Bessie & her 1928 Indian Motorcycle Scout traveled to all 48 continental States, and even a handful of international destinations. But she did so with the knowledge that it would be harder out there on the road for her, especially alone, because she was black. Bessie sometimes slept in parking lots on her motorcycle because no one would rent a room to a black person. A white man once followed and ran her off the road, just because he could. Later in her career, she was regularly harassed by police officers in Miami who would pull her over constantly & told her that “n*gger women are not allowed to ride motorcycles.” They obviously didn’t know Bessie.

Bessie funded her motorcycle rides by performing stunts in local carnivals and winning prize money in motorcycle competitions, and she was so good, people eventually called her the “the Motorcycle Queen of Miami.” But perhaps they should have called her the Motorcycle Queen of the United States, because Bessie wasn’t just an incredible leisure rider — she found a way to use her passion to serve her country too.

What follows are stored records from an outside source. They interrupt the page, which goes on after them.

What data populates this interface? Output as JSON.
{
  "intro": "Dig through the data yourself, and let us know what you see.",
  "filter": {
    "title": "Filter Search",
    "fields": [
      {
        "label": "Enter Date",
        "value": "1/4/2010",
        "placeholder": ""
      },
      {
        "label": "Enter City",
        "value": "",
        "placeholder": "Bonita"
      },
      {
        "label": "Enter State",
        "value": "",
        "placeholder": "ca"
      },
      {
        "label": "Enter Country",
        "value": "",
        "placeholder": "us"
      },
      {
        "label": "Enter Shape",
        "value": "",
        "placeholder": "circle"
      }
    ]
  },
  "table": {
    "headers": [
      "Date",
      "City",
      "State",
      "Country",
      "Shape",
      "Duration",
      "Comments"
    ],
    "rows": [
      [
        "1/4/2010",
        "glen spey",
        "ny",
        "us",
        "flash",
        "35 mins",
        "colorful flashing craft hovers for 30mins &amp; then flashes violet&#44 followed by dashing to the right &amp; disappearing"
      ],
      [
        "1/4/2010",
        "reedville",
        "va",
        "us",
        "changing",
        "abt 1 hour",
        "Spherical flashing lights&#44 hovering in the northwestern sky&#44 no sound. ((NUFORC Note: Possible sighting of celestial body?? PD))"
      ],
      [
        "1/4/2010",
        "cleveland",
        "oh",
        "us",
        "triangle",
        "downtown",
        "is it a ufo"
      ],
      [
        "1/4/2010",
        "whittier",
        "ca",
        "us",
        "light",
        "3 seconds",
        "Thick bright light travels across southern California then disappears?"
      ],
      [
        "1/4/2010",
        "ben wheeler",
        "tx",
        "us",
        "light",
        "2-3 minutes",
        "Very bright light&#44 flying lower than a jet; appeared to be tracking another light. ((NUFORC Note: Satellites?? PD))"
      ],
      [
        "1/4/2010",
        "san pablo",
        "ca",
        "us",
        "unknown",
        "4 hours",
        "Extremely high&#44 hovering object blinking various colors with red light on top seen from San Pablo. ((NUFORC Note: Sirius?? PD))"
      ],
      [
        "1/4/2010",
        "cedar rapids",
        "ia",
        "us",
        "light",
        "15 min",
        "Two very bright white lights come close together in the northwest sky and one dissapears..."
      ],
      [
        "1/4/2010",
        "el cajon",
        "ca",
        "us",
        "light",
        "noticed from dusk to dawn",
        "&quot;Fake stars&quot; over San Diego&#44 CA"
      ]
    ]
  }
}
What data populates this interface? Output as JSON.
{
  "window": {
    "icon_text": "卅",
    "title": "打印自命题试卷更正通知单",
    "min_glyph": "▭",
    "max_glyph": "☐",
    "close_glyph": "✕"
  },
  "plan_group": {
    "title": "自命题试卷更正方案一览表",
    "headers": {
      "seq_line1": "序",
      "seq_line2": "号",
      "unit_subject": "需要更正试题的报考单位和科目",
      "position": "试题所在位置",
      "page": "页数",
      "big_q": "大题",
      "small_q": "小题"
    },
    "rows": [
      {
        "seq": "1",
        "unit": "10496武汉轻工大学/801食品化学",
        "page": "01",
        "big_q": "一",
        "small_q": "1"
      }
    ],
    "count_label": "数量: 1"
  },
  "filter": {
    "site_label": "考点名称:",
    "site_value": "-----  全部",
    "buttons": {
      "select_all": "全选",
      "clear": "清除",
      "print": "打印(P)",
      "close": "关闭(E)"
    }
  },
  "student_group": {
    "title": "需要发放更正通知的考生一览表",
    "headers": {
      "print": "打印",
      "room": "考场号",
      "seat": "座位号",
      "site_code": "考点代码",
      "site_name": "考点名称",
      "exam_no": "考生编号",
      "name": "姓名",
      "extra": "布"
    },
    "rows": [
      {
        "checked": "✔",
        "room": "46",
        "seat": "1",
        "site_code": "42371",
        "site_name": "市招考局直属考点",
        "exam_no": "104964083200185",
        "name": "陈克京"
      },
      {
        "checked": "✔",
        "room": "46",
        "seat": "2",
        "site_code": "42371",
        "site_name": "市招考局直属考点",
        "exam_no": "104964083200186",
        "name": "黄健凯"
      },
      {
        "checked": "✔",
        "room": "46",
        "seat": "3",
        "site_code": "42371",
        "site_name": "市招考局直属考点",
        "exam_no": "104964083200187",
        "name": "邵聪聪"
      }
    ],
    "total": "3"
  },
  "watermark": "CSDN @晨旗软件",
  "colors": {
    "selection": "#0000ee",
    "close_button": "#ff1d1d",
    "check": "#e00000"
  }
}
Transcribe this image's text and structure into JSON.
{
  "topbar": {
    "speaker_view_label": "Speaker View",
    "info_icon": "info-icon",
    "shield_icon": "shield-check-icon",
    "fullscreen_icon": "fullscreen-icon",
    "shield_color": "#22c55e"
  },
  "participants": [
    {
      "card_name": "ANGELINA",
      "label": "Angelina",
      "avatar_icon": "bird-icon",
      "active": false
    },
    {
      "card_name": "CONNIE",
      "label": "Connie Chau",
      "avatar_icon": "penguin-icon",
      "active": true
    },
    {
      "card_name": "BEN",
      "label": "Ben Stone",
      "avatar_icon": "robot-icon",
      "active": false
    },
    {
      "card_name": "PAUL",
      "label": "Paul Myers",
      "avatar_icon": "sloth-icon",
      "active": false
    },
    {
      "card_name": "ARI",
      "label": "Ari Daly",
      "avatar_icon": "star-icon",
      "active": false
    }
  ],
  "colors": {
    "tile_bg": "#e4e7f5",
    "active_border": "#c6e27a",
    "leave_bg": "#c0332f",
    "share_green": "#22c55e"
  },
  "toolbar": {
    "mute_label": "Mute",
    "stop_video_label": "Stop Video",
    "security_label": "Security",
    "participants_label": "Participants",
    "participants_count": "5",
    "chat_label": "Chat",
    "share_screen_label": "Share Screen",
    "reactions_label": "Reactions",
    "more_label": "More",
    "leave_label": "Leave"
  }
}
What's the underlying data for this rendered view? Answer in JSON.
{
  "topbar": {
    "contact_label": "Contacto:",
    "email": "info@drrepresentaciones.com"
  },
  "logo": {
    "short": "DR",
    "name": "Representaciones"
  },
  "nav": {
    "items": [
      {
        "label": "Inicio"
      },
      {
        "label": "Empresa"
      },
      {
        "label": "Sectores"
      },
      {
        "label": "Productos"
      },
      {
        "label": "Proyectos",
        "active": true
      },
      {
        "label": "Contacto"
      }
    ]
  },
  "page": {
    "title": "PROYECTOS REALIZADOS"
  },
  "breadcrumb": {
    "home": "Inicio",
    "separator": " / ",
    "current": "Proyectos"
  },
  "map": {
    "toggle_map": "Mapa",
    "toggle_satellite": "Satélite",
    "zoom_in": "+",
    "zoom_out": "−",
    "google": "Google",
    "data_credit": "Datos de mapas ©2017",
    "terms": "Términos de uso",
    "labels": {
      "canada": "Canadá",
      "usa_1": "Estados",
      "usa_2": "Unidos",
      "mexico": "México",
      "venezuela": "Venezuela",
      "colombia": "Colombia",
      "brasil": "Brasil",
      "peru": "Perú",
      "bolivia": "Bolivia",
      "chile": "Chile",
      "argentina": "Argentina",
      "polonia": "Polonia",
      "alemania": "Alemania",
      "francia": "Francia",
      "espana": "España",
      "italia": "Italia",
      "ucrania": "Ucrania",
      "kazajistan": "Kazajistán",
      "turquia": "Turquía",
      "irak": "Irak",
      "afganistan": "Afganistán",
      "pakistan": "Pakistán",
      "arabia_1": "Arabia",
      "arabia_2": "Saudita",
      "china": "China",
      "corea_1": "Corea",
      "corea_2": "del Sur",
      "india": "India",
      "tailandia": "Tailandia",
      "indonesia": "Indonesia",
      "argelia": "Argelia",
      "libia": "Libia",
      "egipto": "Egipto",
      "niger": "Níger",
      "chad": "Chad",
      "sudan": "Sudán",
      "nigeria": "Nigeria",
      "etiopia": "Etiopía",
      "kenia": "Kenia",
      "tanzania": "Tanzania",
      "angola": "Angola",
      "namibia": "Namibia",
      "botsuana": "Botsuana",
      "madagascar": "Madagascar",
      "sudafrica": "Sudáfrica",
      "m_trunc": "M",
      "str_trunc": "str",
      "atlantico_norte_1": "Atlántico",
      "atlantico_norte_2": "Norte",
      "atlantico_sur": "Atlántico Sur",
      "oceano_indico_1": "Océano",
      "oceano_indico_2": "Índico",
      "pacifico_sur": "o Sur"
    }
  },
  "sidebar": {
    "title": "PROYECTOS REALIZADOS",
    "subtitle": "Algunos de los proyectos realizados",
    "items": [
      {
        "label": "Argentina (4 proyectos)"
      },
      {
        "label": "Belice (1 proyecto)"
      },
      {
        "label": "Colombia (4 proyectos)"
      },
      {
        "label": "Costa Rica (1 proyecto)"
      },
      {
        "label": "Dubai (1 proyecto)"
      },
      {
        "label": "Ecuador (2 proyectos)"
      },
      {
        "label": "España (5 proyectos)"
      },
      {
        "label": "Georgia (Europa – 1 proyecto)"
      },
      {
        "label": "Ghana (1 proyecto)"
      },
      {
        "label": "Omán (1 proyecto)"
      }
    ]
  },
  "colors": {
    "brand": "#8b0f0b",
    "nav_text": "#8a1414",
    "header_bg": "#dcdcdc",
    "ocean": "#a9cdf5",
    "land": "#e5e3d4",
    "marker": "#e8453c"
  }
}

During World War II, Bessie was a civilian dispatch rider for the U.S. Army, responsible for carrying messages across distances to other domestic bases, especially when there were fears that military communications were compromised. And she had the perfect cover — no one would have suspected that a black woman on a motorcycle would be carrying important missives for the armed forces, and yet, there she was.

After her first Indian, she switched to Harleys and rode 27 of them in her lifetime, so in 1990, the American Motorcyclist Association honored her in their inaugural “Heroes of Harley-Davidson” exhibit. In 2000, the AMA recognized her again with the “Bessie Stringfield Award,” presented annually to individuals who’d made great strides in introducing new communities to motorcycling. And finally, she was inducted into the AMA Motorcycle Hall of Fame in 2002. Bessie died in 1993 at the ripe old age of 82, so she didn’t live to see most of the honors she received, but when she passed, she was undoubtedly happy. Before her death, doctors advised her to give up riding. Her answer? “I told him if I don’t ride, I won’t live long. And so I never did quit.”